Los Angeles Angels v Los Angeles Dodgers Photo by Norm Hall/Getty Images

On Thursday, the San Francisco Giants will travel south to open the truncated 2020 MLB season against the Los Angeles Dodgers. There, they’ll encounter Mookie Betts, making his Dodgers debut after an offseason trade from the Boston Red Sox.

Betts is very good. Presumably you are reading this article because you like baseball, in which case you probably already knew that piece of information.

How good is he? He’s “win an MVP when playing in the same league as the likely greatest player ever, in his prime” good (you can certainly argue that he shouldn’t have won, but finishing second to Mike Trout twice is hardly an indictment).

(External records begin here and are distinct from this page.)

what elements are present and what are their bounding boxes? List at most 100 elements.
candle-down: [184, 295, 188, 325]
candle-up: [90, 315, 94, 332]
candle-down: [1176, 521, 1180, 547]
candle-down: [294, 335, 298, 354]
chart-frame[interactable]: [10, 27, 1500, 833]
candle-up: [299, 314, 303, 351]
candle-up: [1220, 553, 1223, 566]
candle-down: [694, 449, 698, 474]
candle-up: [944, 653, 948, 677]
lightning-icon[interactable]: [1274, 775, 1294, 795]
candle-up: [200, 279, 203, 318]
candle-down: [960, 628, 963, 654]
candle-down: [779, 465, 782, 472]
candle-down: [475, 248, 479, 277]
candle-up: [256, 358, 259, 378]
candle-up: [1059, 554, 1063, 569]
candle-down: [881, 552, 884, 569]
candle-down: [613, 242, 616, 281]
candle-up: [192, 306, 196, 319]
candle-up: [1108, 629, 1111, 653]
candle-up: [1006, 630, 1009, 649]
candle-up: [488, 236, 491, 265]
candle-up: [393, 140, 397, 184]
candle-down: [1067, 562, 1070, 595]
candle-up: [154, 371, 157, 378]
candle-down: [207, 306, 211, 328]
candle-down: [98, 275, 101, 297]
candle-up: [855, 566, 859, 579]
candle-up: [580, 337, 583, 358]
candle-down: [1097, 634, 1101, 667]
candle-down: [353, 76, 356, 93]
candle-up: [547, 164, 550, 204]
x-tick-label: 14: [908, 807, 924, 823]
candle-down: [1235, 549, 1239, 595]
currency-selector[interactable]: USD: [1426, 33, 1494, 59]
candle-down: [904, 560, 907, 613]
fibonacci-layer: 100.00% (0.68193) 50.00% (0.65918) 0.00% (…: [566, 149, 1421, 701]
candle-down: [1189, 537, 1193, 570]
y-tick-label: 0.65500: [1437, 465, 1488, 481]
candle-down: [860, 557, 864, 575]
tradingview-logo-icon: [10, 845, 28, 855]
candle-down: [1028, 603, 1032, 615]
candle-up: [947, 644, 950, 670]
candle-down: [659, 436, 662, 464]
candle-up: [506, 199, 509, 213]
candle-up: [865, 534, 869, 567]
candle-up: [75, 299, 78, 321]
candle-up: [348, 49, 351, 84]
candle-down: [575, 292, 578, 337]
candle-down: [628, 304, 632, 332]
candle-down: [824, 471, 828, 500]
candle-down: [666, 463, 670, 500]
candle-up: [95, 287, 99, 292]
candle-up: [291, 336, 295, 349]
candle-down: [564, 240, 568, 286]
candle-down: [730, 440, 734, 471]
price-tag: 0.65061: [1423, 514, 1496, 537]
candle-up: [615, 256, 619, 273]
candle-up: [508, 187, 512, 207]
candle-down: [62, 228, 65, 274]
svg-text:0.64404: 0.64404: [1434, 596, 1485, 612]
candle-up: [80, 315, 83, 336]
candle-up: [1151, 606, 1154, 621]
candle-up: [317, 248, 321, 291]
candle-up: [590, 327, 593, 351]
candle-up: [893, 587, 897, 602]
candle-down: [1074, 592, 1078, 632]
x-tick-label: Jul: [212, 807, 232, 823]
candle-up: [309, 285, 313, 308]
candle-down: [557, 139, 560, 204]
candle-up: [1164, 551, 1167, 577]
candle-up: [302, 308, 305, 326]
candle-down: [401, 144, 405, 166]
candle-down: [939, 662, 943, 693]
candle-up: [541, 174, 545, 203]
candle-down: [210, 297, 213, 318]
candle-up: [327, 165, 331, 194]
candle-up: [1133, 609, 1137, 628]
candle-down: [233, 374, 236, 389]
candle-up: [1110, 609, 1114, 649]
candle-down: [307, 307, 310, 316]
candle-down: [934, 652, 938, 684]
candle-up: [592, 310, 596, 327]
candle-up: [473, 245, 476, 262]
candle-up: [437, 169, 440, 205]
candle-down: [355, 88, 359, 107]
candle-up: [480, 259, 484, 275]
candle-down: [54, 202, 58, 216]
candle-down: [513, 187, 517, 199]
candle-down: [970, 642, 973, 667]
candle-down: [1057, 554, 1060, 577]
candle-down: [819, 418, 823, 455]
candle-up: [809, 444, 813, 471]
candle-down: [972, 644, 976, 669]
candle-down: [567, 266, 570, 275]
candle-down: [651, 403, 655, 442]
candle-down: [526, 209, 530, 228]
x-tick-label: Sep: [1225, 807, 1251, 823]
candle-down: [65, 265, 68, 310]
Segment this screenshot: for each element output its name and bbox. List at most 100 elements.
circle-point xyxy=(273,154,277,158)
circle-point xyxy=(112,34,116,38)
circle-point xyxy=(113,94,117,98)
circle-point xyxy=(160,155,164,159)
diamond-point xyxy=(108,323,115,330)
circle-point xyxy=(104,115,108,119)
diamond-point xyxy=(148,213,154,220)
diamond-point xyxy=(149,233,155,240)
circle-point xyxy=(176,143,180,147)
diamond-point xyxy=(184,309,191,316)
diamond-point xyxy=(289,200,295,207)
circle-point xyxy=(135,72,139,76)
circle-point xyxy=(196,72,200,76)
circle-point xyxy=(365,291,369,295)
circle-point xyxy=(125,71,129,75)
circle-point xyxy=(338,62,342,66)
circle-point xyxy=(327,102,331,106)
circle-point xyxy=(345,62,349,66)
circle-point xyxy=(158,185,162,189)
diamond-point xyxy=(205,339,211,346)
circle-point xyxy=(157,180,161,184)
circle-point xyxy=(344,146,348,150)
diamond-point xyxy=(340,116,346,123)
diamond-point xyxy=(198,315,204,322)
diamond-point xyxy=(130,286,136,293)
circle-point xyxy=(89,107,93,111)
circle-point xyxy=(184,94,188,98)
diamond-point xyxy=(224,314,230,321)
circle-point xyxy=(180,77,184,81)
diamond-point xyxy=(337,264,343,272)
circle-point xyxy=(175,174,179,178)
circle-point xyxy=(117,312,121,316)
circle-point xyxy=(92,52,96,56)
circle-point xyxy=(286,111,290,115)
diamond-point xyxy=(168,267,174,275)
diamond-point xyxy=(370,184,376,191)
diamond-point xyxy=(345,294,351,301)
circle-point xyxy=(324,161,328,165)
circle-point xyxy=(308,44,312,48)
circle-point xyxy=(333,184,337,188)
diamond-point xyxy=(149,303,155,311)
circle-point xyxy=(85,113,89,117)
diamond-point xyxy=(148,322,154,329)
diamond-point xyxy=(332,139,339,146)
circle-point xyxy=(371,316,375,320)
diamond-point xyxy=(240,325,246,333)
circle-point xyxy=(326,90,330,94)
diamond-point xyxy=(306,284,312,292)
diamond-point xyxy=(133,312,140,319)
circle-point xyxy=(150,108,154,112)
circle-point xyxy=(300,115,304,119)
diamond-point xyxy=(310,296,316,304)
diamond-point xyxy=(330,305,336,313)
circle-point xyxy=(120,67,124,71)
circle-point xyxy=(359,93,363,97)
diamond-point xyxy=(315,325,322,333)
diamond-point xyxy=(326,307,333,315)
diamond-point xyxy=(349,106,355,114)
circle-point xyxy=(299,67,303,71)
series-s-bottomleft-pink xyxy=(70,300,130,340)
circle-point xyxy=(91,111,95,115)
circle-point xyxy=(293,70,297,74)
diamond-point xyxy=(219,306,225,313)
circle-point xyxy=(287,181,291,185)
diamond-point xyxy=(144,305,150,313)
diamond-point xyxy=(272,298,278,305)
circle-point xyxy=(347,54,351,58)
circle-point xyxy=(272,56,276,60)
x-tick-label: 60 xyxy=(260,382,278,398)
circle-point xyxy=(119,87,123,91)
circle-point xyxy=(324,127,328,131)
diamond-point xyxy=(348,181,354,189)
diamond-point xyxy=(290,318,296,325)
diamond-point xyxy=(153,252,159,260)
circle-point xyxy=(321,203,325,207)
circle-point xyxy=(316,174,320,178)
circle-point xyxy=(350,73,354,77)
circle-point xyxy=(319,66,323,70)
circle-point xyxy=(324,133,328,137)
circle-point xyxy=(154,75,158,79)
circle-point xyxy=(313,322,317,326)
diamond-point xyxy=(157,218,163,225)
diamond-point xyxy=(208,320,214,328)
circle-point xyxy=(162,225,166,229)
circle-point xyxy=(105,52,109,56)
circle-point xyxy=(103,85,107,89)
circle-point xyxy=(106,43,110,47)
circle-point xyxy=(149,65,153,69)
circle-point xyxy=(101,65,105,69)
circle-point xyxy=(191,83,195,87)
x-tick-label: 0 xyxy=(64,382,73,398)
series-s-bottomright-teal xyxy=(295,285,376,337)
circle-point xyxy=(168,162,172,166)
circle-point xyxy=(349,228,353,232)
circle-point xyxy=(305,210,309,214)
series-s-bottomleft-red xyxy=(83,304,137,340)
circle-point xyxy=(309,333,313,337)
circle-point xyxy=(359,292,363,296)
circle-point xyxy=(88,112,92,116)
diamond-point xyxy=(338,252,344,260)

Trading for Betts felt a bit like a robbery, and in this case it was the rich robbing the rich: Boston didn’t want to have to pay Betts in free agency, so they let Los Angeles have his final year. The Dodgers sent Alex Verdugo, Jeter Downs, and Connor Wong as a thank you for the Red Sox’s troubles, and agreed to take on the remaining years of David Price’s massive contract.

For as much of a thievery as it was, it also held some inherent risk for the Dodgers, because it was assumed that Betts would play one year for the Dodgers and then sign elsewhere. For as much talent as they’ve hoarded, paying large chunks of change to players hasn’t been the Dodgers’ M.O. They never really entered the Manny Machado sweepstakes, even though he spent his final year before free agency wearing the blue and white. They didn’t really make a legit run at Gerritt Cole last winter, or at Bryce Harper the winter before, and they let Giancarlo Stanton go to New York even though he was basically begging them to take on his contract.

But alas. All good trends must come to an end. It is here that I inform you, faithful San Francisco Giants fan, of what you already know because you read it in the headline: Betts appears to be staying put. The Dodgers and Betts are finalizing a deal more than a decade long, as first reported by NBC Sports’ Lou Merloni, and confirmed by ESPN’s Jeff Passan.

Now, you might not know it yet, but this is not actually good news if you’re a Giants fan. It’s bad for two distinct reasons that you probably have not considered, and which require very deep technical analysis from someone like me, a professional sporting analyst. Allow me to enlighten you.

Reason #1: A really great player will spend the next decade on the team that the Giants not only hate but are trying to catch up to

OK, that seems pretty self explanatory.

Reason #2: That same really great player is now not available for the Giants to sign in free agency

OK, that also seems pretty self explanatory.

The Giants likely would have made a run at Betts, just as they did at Harper. Betts (who is just 27) is still on a timeline that fits San Francisco; the Giants have a lot of money coming off the books in the next two years; and the team has had exactly two All-Star appearances from an outfielder since Barry Bonds retired 13 years ago (those two campaigns, Hunter Pence in 2014 and Melky Cabrera in 2012, provided less WAR combined than Betts’ two best seasons).

So mourn the double-whammy, Giants fans. The Dodgers got better, and the Giants lost a clear avenue to do the same.